Existem dois orifícios em minha atmosfera de delírios noturnos. Um vem do lado esquerdo do meu corpo, onde ficam as minhas maiores satisfações últimas. O outro, acima dos meus olhos, meio verdes e meio azuis, de vez em quando castanhos. Ambos, entretanto, me preenchem o estado único de prazer infiel, estranho, capaz de me entorpecer sempre em delírios noturnos, atrás de silêncios e infinitas projeções de desespero.
Agora mesmo, quando passo a mão na minha alma, solta no vento, indo e voltando no meu corpo, percebo o quão arriscado são essas sensações, identificadas apenas quando permito-me viver um pouco mais além da conta de dois goles de álcool.
Nasci perto do escuro, perto da afortunada resistência de um destino de semanas. Por isso aprendi a criar regras e imposições apenas minhas, soltas, calmas, fiéis ao meu desespero de viver a lacuna dos outros. No outono isso se acentua mais porque vigora, na nitidez, lágrimas de anos de solidão incompleta.
Mas não percebo a minha insensatez como tudo isso.
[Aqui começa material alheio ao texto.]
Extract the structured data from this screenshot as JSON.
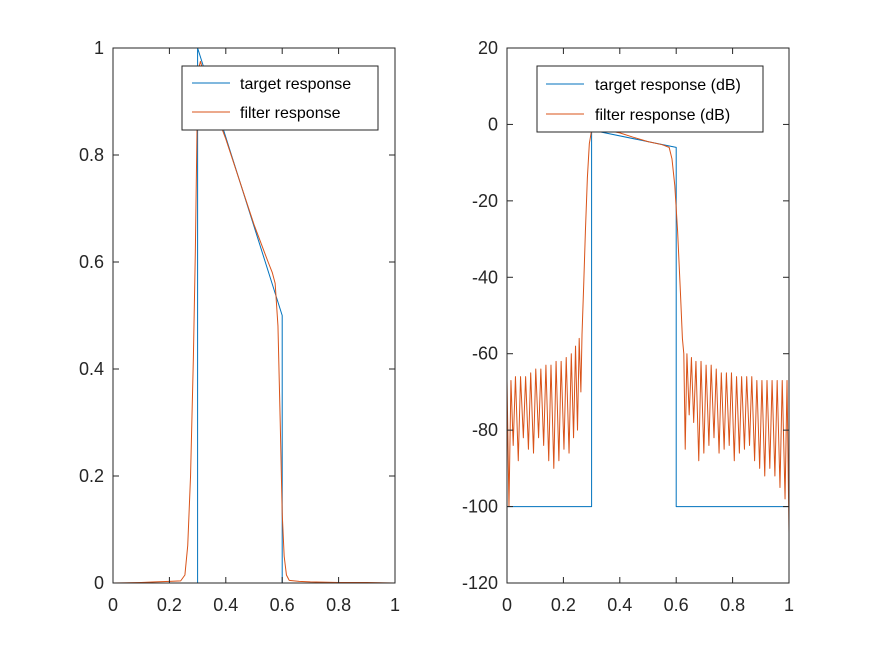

Acordo sempre, respiro sempre, transmito palavras sempre, levanto-me sempre, não noto que sou tão forte e mais rápido do que minha própria condenação. Sou a borboleta azul de mar azul, que quando quer permite-se morrer cantando, voltando no seu tempo.
A utopia, as decisões nulas, o escuro, a luz dos dentes brancos, o aperto de mão e o pão amanhecido permitem isso, me deixam viajar enquanto meus pés pulam do chão. Hoje mesmo por quatro a cinco minutos me dei forma e coesão nesse mundão que gira em torno do meu abismo profundo.
A loucura é o meu prazer indissociável, é meu atributo espacial, de tempo, forma e movimento. A loucura é a minha transmutação entre o além e a bravura de me perceber assim, por entre insanidades e satisfação.